Leyla Şahin Usta'nın öne çıkan sözleri:
"Daha önce Meclis tarihinde bu kadar çok adayın olduğu bir seçim yaşanmadı Meclis Başkanlığı konusunda. O yüzden oldukça renkli bir seçim olacak. Millet İttifakı adı altında Meclis'e giren partilerin ya da masanın seçim öncesinde dağılacağı belliydi. Ki öyle de oldu. Bu şunu gösteriyor herkes bir takım çıkarları noktasında o masanın etrafında birleşmişti orada bu millet hizmet etmek amacıyla bir ilkesel bir birleşme olmadığı ortaya çıktı. Bu sadece seçim için Recep Tayyip Erdoğan'ı karşı birleşmenin masasıydı.

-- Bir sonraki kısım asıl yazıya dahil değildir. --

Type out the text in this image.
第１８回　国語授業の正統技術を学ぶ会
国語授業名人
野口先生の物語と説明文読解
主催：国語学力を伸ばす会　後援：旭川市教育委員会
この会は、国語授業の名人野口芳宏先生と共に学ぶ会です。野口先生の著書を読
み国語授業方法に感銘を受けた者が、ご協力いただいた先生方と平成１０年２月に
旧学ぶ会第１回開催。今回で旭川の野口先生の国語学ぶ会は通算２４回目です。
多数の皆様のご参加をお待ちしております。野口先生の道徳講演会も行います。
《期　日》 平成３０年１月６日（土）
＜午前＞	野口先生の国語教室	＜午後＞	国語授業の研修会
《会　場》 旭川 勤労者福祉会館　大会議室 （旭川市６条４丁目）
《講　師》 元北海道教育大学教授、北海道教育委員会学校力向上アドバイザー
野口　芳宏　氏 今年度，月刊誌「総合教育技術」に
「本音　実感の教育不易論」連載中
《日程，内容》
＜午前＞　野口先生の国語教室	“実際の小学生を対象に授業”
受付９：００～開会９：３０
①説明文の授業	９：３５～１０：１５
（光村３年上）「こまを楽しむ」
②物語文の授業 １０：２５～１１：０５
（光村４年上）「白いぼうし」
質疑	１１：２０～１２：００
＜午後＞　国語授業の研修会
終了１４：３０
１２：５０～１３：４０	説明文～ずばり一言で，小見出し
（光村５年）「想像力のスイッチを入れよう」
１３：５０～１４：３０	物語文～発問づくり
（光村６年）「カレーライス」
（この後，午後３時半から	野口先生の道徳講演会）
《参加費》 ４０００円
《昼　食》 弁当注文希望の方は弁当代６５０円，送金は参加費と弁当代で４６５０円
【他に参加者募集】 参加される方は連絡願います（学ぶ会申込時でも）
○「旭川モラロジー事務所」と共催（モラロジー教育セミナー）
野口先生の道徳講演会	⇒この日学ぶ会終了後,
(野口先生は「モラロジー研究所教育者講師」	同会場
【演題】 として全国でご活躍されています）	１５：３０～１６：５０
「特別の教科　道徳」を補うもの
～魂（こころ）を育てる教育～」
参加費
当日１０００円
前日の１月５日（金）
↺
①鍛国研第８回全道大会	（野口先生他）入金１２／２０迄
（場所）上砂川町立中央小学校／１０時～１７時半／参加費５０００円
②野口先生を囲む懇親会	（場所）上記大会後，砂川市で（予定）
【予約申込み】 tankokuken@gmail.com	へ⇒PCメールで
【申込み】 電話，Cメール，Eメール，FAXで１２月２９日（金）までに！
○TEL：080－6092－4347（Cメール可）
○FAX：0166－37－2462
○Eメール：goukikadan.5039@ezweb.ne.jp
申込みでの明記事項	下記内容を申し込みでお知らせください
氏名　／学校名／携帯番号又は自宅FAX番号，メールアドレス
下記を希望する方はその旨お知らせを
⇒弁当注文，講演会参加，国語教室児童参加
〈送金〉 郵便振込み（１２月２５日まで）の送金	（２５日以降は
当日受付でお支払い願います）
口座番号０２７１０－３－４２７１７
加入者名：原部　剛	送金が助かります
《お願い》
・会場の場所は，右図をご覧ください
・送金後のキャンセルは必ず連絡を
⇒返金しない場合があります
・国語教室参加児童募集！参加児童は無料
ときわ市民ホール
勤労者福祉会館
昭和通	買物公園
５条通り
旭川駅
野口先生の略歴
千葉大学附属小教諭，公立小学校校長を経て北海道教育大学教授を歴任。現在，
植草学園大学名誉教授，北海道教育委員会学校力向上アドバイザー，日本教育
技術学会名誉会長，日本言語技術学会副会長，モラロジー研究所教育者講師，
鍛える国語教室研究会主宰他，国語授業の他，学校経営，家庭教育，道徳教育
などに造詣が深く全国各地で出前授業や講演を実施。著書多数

Şimdi iş gerçeğe döndü Meclis'e geldik. Seçim bitti kartları dağıttılar, paylaşamadılar. Bunun üzerinden masaları da dağıldı. Burada artık sonuçlarını görüyoruz. Bu masa kurulurken bizim söylediğimiz her şey ortaya çıktı.
Cumhur İttifakı vatanın ve milletin konuşulduğu bir masa, sadece seçime kadar olan ya da pazara kadar olan bir ittifak değil bizim ülkenin menfaatleri için bir araya geldiğimiz ve ülke için çalışan bir ittifak. İşte bunun manzarasını görüyoruz.
Biz hem AK Parti hem MHP imzalarıyla Numan Kurtulmuş'u aday gösterdik. Bunun yanında Cumhur İttifakı'nın diğer üyeleri bir aday çıkarmayarak aynı desteği gösterdiler. Ama karşı tarafta çok parçalı bir yapı bunu sonucu olarak da 7 tane aday görüyoruz. Biz Cumhur İttifakı olarak Meclis'te çoğunluğu almış olmanın verdiği avantajla seçime giriyoruz. Bu kadar çok adayın olduğu bir yerde ilk tursa seçimin bitmeyeceğini görüyoruz. Millet İttifakı'nın ne duruma geldiğini milletimiz canlı olarak izliyor.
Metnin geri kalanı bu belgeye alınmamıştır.